Getting started in virtual prototyping

“This was a very different type of project for Altera,” she says, “and we looked at virtual prototyping to help us in a number of ways.”

First, the company wanted to explore more architectural tradeoffs than before ahead of making the final decision. “You have to get that choice right before you really proceed with the design,” says Mitchell.

Then, it wanted to develop a prototype that would allow software development to start well before the final RTL for the chip was available, and also enable hardware-software co-development. The ability to reduce the time it takes to get a chip and its related software to market is fundamental to the business case for virtual prototyping.

Altera chose a Synopsys-based virtual prototyping solution for a number of reasons, including the richness of the support.
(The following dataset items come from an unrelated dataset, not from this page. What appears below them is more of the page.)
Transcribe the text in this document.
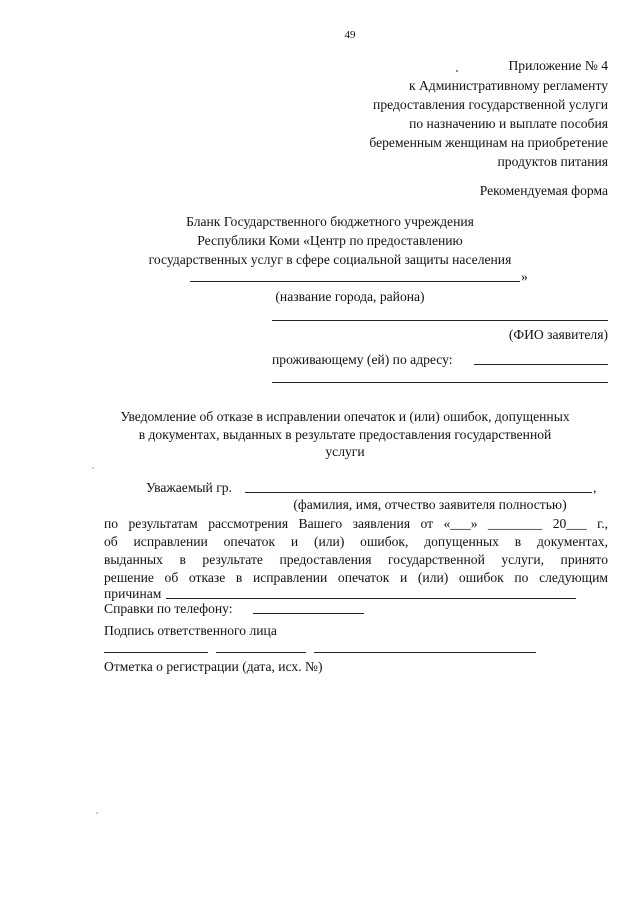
49
Приложение № 4
к Административному регламенту
предоставления государственной услуги
по назначению и выплате пособия
беременным женщинам на приобретение
продуктов питания
Рекомендуемая форма
Бланк Государственного бюджетного учреждения
Республики Коми «Центр по предоставлению
государственных услуг в сфере социальной защиты населения
»
(название города, района)
(ФИО заявителя)
проживающему (ей) по адресу:
Уведомление об отказе в исправлении опечаток и (или) ошибок, допущенных
в документах, выданных в результате предоставления государственной
услуги
Уважаемый гр.	,
(фамилия, имя, отчество заявителя полностью)
по результатам рассмотрения Вашего заявления от «___» ________ 20___ г.,
об исправлении опечаток и (или) ошибок, допущенных в документах,
выданных в результате предоставления государственной услуги, принято
решение об отказе в исправлении опечаток и (или) ошибок по следующим
причинам
Справки по телефону:
Подпись ответственного лица
Отметка о регистрации (дата, исх. №)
“Synopsys already had the models you need for virtual prototyping, alongside the IP itself in its DesignWare library,” says Mitchell. “In a lot of cases like this, if the vendor has all that ready-to-go, it gets the business.

“Having industry support for transaction-level models (TLMs – Guide), and having them from several sources – other IP vendors, but also the processor core providers themselves – means that you can quickly put them together in a Lego-like way.”

As Altera was moving into full virtual prototyping, technical support was also important. “When we started, we didn’t have our Austin Technology Center [where much of the embedded software development ultimately took place]. It came later.

“Synopsys had the technical support to introduce our staff to virtual prototyping, but could also do much of the work, if needed, as we staffed up.

“Through its Services organization, it could give us the recommended path to follow as we developed our prototyping platform.”

Finally, Mitchell says it was important that Synopsys had tailored its tools to enable software development as add-ons rather than replacements for the tools its embedded team already used.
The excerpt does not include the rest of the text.